Sunday, December 10, 2006

Lumanbolak tempat kelahiranku.

Huta Lumbanbolak terletak di Galungan,desa Simarmata,Kecamatan Simanindo,kabupaten Samosir.Ompungku atau dalam bahasa Indonesia disebut kakekku,empat orang bersaudara, masing-masing dalam bahasa Batak Toba disebut Ompu Jabontor,Ompu Jones,Ompu Berlin dan Ompu Kasmer Simarmata.Kakekku adalah Ompu Berlin Simarmata,adalah anak ketiga dari mereka empat bersaudara.Kemudian hari Ompu Jabontor dan Ompu Berlin tetap tinggal di Lumbanbolak,sedang Ompu Jones dan Ompu Kasmer membangun huta sendiri yaitu Banjarbolak.
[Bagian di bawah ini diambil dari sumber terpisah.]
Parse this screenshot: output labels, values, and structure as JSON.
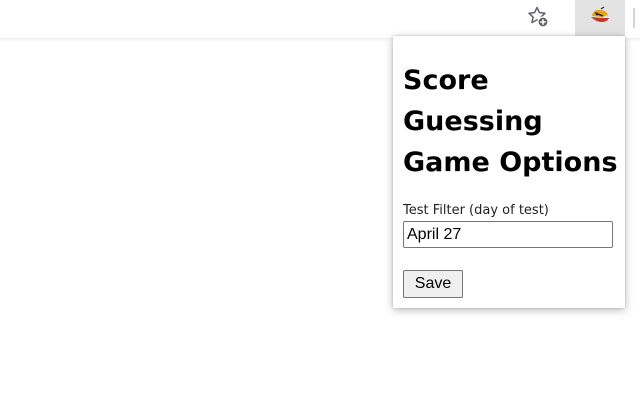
{
  "toolbar": {
    "bookmark_icon": "star-add-icon",
    "extension_icon": "extension-logo-icon"
  },
  "popup": {
    "title": "Score Guessing Game Options",
    "filter_label": "Test Filter (day of test)",
    "filter_value": "April 27",
    "save_label": "Save"
  }
}
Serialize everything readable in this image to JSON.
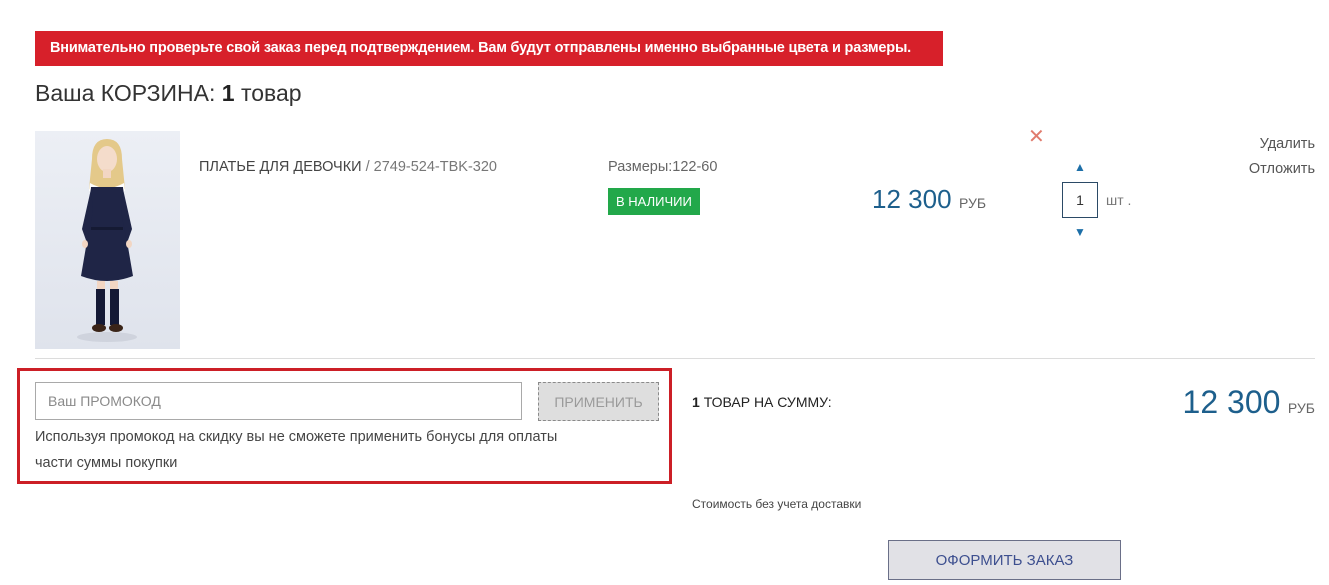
{
  "notice": {
    "text": "Внимательно проверьте свой заказ перед подтверждением. Вам будут отправлены именно выбранные цвета и размеры."
  },
  "cart": {
    "title_prefix": "Ваша КОРЗИНА:",
    "count": "1",
    "count_suffix": "товар"
  },
  "item": {
    "name": "ПЛАТЬЕ ДЛЯ ДЕВОЧКИ",
    "separator": "/",
    "sku": "2749-524-TBK-320",
    "sizes": "Размеры:122-60",
    "stock": "В НАЛИЧИИ",
    "price": "12 300",
    "currency": "РУБ",
    "remove_icon": "close-icon",
    "quantity": "1",
    "quantity_unit": "шт .",
    "actions": {
      "delete": "Удалить",
      "later": "Отложить"
    }
  },
  "promo": {
    "placeholder": "Ваш ПРОМОКОД",
    "apply_label": "ПРИМЕНИТЬ",
    "note": "Используя промокод на скидку вы не сможете применить бонусы для оплаты части суммы покупки"
  },
  "summary": {
    "count": "1",
    "label": "ТОВАР НА СУММУ:",
    "total": "12 300",
    "currency": "РУБ",
    "delivery_note": "Стоимость без учета доставки",
    "checkout_label": "ОФОРМИТЬ ЗАКАЗ"
  },
  "colors": {
    "notice_bg": "#d7202a",
    "stock_bg": "#22a84a",
    "price": "#1d5f8c",
    "promo_border": "#cc1f26"
  }
}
Ompungku mempunyai anak lelaki 7 orang,sedang anak perempuannya 8 orang dari dua orang isteri,masing-masing dari isteri pertama 10 orang dan isteri kedua 5 0rang.Nenekku yg pertama adalah Ompu Berlin Boru Haloho dan yg kedua Ompu Berlon Boru Sinaga.Ompungku menikah untuk kedua kalinya setelah nenekku yg pertama meninggal.Ayahku adalah anak kedua dari mereka 15 bersaudara,tetapi sebagai anak pertama darii anak laki.Sehingga saya sebagai cucu pertama dari anak laki pertama,mendapat hak sebagai pewaris pertama dalam hak dan kewajiban.Dikalangan orang Batak seseorang itu dianggap resmi sebagai orang tua,kalau sudah punya cucu dari anak laki, penerus keturunannya.Kakak dari ayah saya telah menikah lebih dahulu kepada marga Nainggolan.Saya dilahirkan oleh ibu saya pada tanggal 28 Agustus 1947,dihuta Lumbanbolak,tepatnya dirumah Ompungku.Ibuku dari marga Sihaloho juga,sama dengan nenekku,tetapi bukan saudara kandung,hanya satu marga saja.Rumah tempat saya dilahirkan sampai sekarang masih ada,dan pada saat saya bertugas sebagai Deputy Pemimpin PLN Wilayah Sumatera Utara pada tahun 1985 sampai 1988,sempat juga membuat satu kenangan untuk Samosir tercinta,dengan memasang jaringan listrik sekeliling pulau Samosir,dan dengan sendirinya listrik kerumah kelahiran sayapun tersambung.Semoga anak-anakku kemudian hari tetap mengingat kampung halamannya Lumbanbolak,Galungan,desa Simarmata di pulau Samosir.Seorang perantau dari pulau Samosir,Ir Berlin Simarmata MM.